第一話 君が聖女を虐めているという話は、もう聞き流せない
「君が聖女に嫌がらせをしているという話は、もう聞き流せない」
重厚な執務室に響いた婚約者の声に、公爵令嬢エレノア・フォン・ヴァレンティアは小さく息を吐いた。
やはり、この日が来たか。
窓の外では春の陽光が庭園を照らしている。しかし、この部屋の空気だけは真冬のように冷え切っていた。
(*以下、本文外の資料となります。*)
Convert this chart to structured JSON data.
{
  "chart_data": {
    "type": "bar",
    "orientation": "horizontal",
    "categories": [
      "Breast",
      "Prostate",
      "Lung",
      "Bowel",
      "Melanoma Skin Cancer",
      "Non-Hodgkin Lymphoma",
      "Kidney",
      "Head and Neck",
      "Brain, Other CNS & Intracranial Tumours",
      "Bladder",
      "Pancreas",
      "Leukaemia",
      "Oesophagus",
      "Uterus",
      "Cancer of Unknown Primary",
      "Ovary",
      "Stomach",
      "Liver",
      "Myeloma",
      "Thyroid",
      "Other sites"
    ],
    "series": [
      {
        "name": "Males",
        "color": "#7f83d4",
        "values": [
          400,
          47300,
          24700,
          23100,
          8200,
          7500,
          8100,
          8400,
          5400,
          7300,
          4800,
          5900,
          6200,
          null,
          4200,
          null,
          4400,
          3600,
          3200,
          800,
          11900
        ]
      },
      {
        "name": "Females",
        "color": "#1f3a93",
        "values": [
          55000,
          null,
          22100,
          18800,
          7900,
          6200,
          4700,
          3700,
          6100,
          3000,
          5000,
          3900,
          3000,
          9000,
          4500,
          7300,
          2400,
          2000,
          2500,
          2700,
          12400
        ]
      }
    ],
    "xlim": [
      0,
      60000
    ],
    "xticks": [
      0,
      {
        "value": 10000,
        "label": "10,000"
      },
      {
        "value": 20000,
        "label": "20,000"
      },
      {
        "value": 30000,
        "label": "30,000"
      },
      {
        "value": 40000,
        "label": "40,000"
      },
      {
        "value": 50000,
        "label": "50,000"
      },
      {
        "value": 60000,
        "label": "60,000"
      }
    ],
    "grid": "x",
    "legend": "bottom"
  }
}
目の前に立つのは、この国の第一王子であり、エレノアの婚約者でもあるアレクシス・レイフォード王太子。
彼は苦しげな表情を浮かべていた。
まるで、自分が正義を執行することに心を痛めているかのように。
「……それは、どなたから聞いた話でしょうか」
エレノアは努めて穏やかに問い返した。
「誰から聞いたかは問題ではない」
「私にとっては重要ですわ」
「重要ではない!」
アレクシスは珍しく声を荒げた。
「複数の者が証言している。君が聖女セシリアに嫌がらせをしている、と」
やはり。
エレノアは心の中でため息をついた。
聖女セシリア。
一年前に神殿から現れた、光魔法を操る少女。
慈愛に満ちた微笑み。
誰にでも分け隔てなく接する優しさ。
その姿に、国中の人々が魅了された。
そして――アレクシスも。
「私は、セシリア様に嫌がらせなどしておりません」
「では、彼女が嘘をついていると?」
「そうは申しません。ただ……」
エレノアは言葉を選んだ。
本当は言いたい。
あの女は嘘つきだ、と。
だが、そんなことを言えば、目の前の男はさらに激昂するだろう。
「彼女は、少々……誤解を招く行動をなさることがあります」
「誤解?」
アレクシスが眉をひそめた。
「君は、今さら彼女を悪者にするつもりか?」
「私は事実を――」
「事実?」
彼は机を叩いた。
大きな音が部屋に響く。
「庭園で突き飛ばした件はどう説明する!」
「私は触れてすら――」
「茶会で紅茶をかけた件は!」
「彼女が自ら――」
「階段から突き落とそうとした件は!」
「その場にすらいませんでした」
静寂。
アレクシスは苦々しげに顔を歪めた。
「……君は、何一つ認めないのだな」
「認める事実がありませんから」
「セシリアは泣いていた」
その一言で、エレノアはすべてを悟った。
ああ。
結局、この人は最初から私の言葉を信じるつもりなどなかったのだ。
幼い頃から婚約者として共に過ごしてきた。
王妃教育も受けた。
彼の好みも、苦手なものも、好きな紅茶の銘柄も知っている。
それでも。
たった一人の聖女の涙に、すべて負けた。
「……殿下は」
エレノアは静かに口を開いた。
「私が、そのような人間だと思っていらっしゃるのですか」
アレクシスは答えなかった。
その沈黙こそが答えだった。
胸の奥が、ひどく冷えた。
怒りではない。
悲しみでもない。
ただ、諦めだった。
「分かりました」
エレノアは小さく頷いた。
「そこまで仰るのでしたら、殿下に一つだけお願いがあります」
「……何だ」
「私になってみてくださいませ」
「……は?」
さすがのアレクシスも目を丸くした。
エレノアは初めて微笑んだ。
それは淑女の微笑みではない。
長い長い我慢の末に浮かべた、諦観の笑みだった。
「殿下は私の言葉を信じない。でしたら、ご自身で確かめればよろしいのです」
「何を言っている?」
「私は、古い魔術を一つだけ知っています」
エレノアは胸元から、小さな銀色の結晶を取り出した。
それを見た瞬間、アレクシスの顔色が変わる。
「まさか……魂交換の秘術か?」
「ご存知でしたか」
「あれは禁術に近い魔法だ!」
「ええ。ですから、一生使うつもりはありませんでした」
けれど。
エレノアは静かに結晶を握った。
「殿下は、私が悪女だと仰る」
彼女はまっすぐ婚約者を見つめた。
「でしたら、一週間だけ私になってくださいませ」
そして。
初めて、その声に感情を乗せた。
「――私の人生を、生きてみてください」
銀色の光が、部屋を埋め尽くした。